- Mount Brown Location within British Columbia
- Interactive map of Mount Brown

Highest point
- Elevation: 2,791 m (9,157 ft)
- Prominence: 513 m (1,683 ft)
- Listing: Mountains of British Columbia
- Coordinates: 52°22′49″N 118°13′48″W﻿ / ﻿52.38028°N 118.23000°W

Geography
- Location: British Columbia, Canada
- Parent range: Canadian Rockies
- Topo map: NTS 83D8 Athabasca Pass

Climbing
- First ascent: 1827 by David Douglas

= Mount Brown (British Columbia) =

Mountain in British Columbia, Canada

Mount Brown is a mountain in the Canadian Rockies, located to the west of the Athabasca Pass.
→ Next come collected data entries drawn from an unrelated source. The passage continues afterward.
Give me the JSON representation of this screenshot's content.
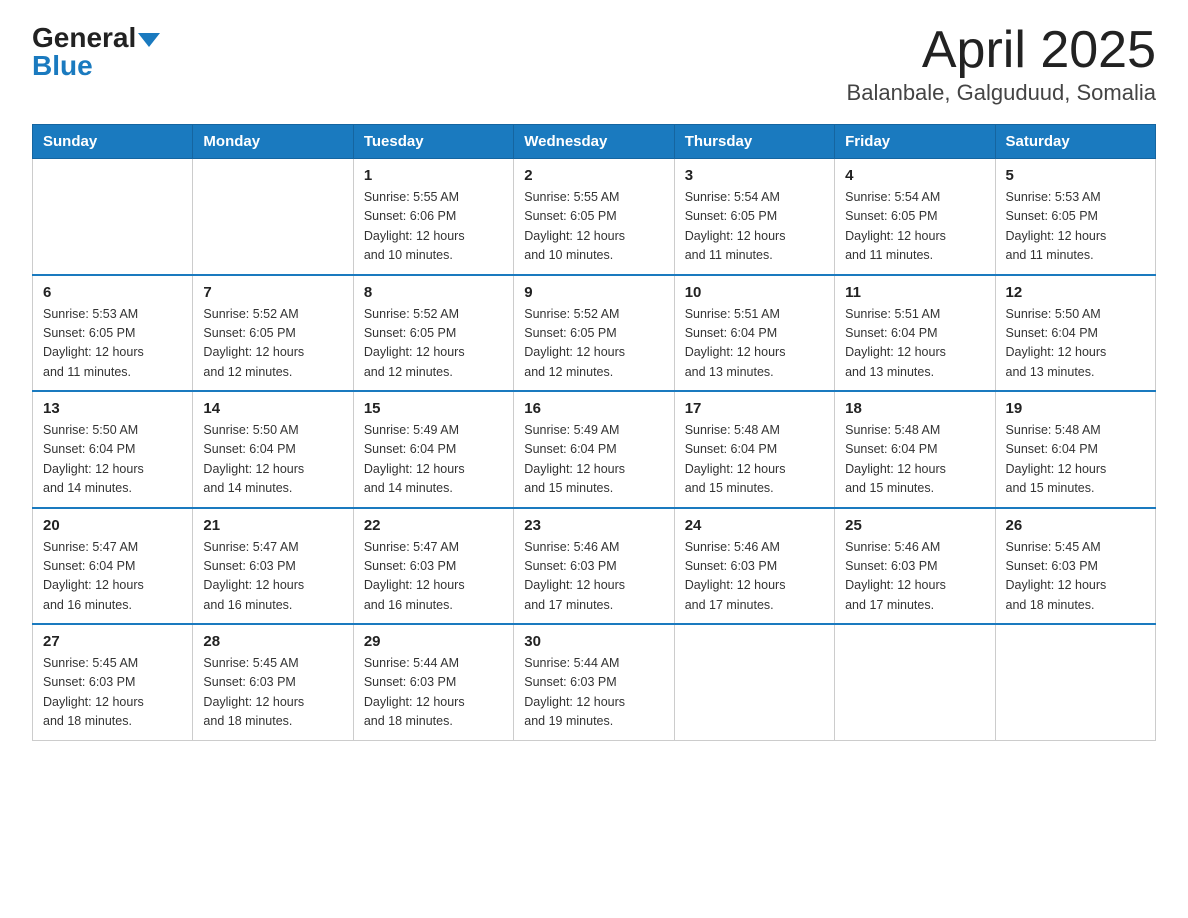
{
  "header": {
    "logo_general": "General",
    "logo_arrow": "▼",
    "logo_blue": "Blue",
    "title": "April 2025",
    "subtitle": "Balanbale, Galguduud, Somalia"
  },
  "weekdays": [
    "Sunday",
    "Monday",
    "Tuesday",
    "Wednesday",
    "Thursday",
    "Friday",
    "Saturday"
  ],
  "weeks": [
    [
      {
        "day": "",
        "info": ""
      },
      {
        "day": "",
        "info": ""
      },
      {
        "day": "1",
        "info": "Sunrise: 5:55 AM\nSunset: 6:06 PM\nDaylight: 12 hours\nand 10 minutes."
      },
      {
        "day": "2",
        "info": "Sunrise: 5:55 AM\nSunset: 6:05 PM\nDaylight: 12 hours\nand 10 minutes."
      },
      {
        "day": "3",
        "info": "Sunrise: 5:54 AM\nSunset: 6:05 PM\nDaylight: 12 hours\nand 11 minutes."
      },
      {
        "day": "4",
        "info": "Sunrise: 5:54 AM\nSunset: 6:05 PM\nDaylight: 12 hours\nand 11 minutes."
      },
      {
        "day": "5",
        "info": "Sunrise: 5:53 AM\nSunset: 6:05 PM\nDaylight: 12 hours\nand 11 minutes."
      }
    ],
    [
      {
        "day": "6",
        "info": "Sunrise: 5:53 AM\nSunset: 6:05 PM\nDaylight: 12 hours\nand 11 minutes."
      },
      {
        "day": "7",
        "info": "Sunrise: 5:52 AM\nSunset: 6:05 PM\nDaylight: 12 hours\nand 12 minutes."
      },
      {
        "day": "8",
        "info": "Sunrise: 5:52 AM\nSunset: 6:05 PM\nDaylight: 12 hours\nand 12 minutes."
      },
      {
        "day": "9",
        "info": "Sunrise: 5:52 AM\nSunset: 6:05 PM\nDaylight: 12 hours\nand 12 minutes."
      },
      {
        "day": "10",
        "info": "Sunrise: 5:51 AM\nSunset: 6:04 PM\nDaylight: 12 hours\nand 13 minutes."
      },
      {
        "day": "11",
        "info": "Sunrise: 5:51 AM\nSunset: 6:04 PM\nDaylight: 12 hours\nand 13 minutes."
      },
      {
        "day": "12",
        "info": "Sunrise: 5:50 AM\nSunset: 6:04 PM\nDaylight: 12 hours\nand 13 minutes."
      }
    ],
    [
      {
        "day": "13",
        "info": "Sunrise: 5:50 AM\nSunset: 6:04 PM\nDaylight: 12 hours\nand 14 minutes."
      },
      {
        "day": "14",
        "info": "Sunrise: 5:50 AM\nSunset: 6:04 PM\nDaylight: 12 hours\nand 14 minutes."
      },
      {
        "day": "15",
        "info": "Sunrise: 5:49 AM\nSunset: 6:04 PM\nDaylight: 12 hours\nand 14 minutes."
      },
      {
        "day": "16",
        "info": "Sunrise: 5:49 AM\nSunset: 6:04 PM\nDaylight: 12 hours\nand 15 minutes."
      },
      {
        "day": "17",
        "info": "Sunrise: 5:48 AM\nSunset: 6:04 PM\nDaylight: 12 hours\nand 15 minutes."
      },
      {
        "day": "18",
        "info": "Sunrise: 5:48 AM\nSunset: 6:04 PM\nDaylight: 12 hours\nand 15 minutes."
      },
      {
        "day": "19",
        "info": "Sunrise: 5:48 AM\nSunset: 6:04 PM\nDaylight: 12 hours\nand 15 minutes."
      }
    ],
    [
      {
        "day": "20",
        "info": "Sunrise: 5:47 AM\nSunset: 6:04 PM\nDaylight: 12 hours\nand 16 minutes."
      },
      {
        "day": "21",
        "info": "Sunrise: 5:47 AM\nSunset: 6:03 PM\nDaylight: 12 hours\nand 16 minutes."
      },
      {
        "day": "22",
        "info": "Sunrise: 5:47 AM\nSunset: 6:03 PM\nDaylight: 12 hours\nand 16 minutes."
      },
      {
        "day": "23",
        "info": "Sunrise: 5:46 AM\nSunset: 6:03 PM\nDaylight: 12 hours\nand 17 minutes."
      },
      {
        "day": "24",
        "info": "Sunrise: 5:46 AM\nSunset: 6:03 PM\nDaylight: 12 hours\nand 17 minutes."
      },
      {
        "day": "25",
        "info": "Sunrise: 5:46 AM\nSunset: 6:03 PM\nDaylight: 12 hours\nand 17 minutes."
      },
      {
        "day": "26",
        "info": "Sunrise: 5:45 AM\nSunset: 6:03 PM\nDaylight: 12 hours\nand 18 minutes."
      }
    ],
    [
      {
        "day": "27",
        "info": "Sunrise: 5:45 AM\nSunset: 6:03 PM\nDaylight: 12 hours\nand 18 minutes."
      },
      {
        "day": "28",
        "info": "Sunrise: 5:45 AM\nSunset: 6:03 PM\nDaylight: 12 hours\nand 18 minutes."
      },
      {
        "day": "29",
        "info": "Sunrise: 5:44 AM\nSunset: 6:03 PM\nDaylight: 12 hours\nand 18 minutes."
      },
      {
        "day": "30",
        "info": "Sunrise: 5:44 AM\nSunset: 6:03 PM\nDaylight: 12 hours\nand 19 minutes."
      },
      {
        "day": "",
        "info": ""
      },
      {
        "day": "",
        "info": ""
      },
      {
        "day": "",
        "info": ""
      }
    ]
  ]
}
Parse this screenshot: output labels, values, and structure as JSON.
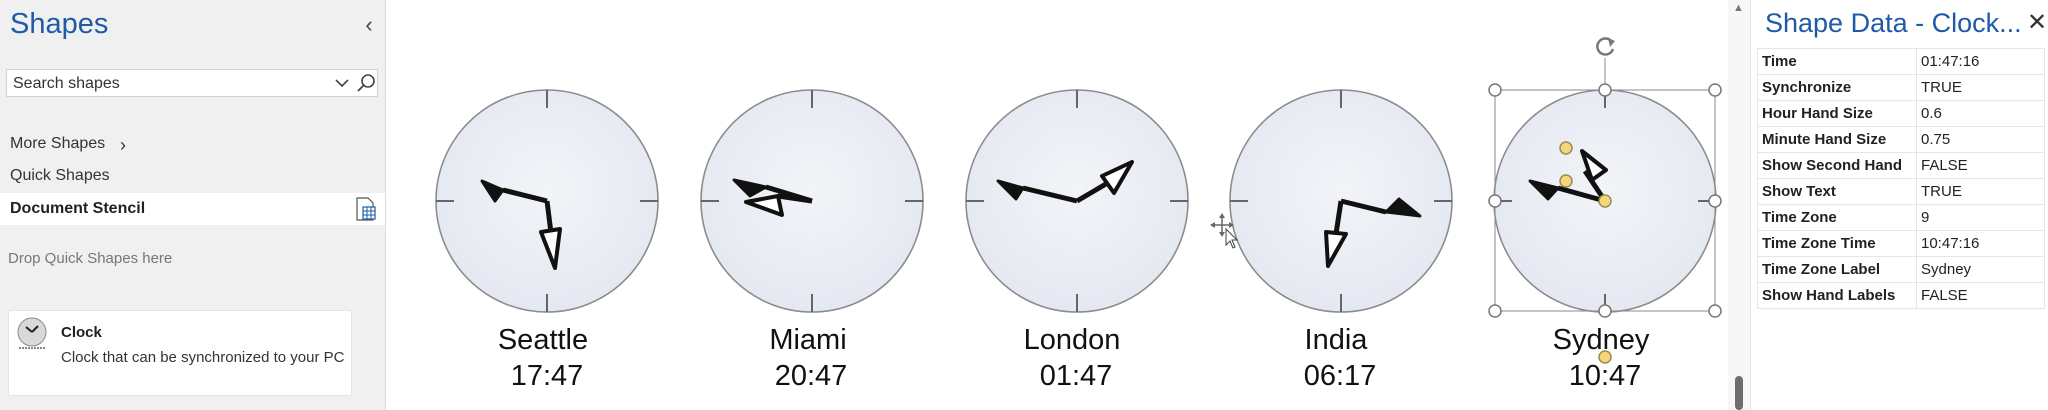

It was first ascended by Scottish botanist and naturalist David Douglas in 1827, who then wrote that its "height does not seem to be less than 16,000 or 17,000 feet above the level of the sea". This over-estimation of the altitude was widely accepted at the time leading to the false notion that it and the nearby Mount Hooker were the highest peaks in the Rocky Mountains (see Hooker and Brown). Douglas named the peak for Robert Brown, the first keeper at the British Museum's botanical gardens.

The southern branch of the Fraser River originates near this mountain.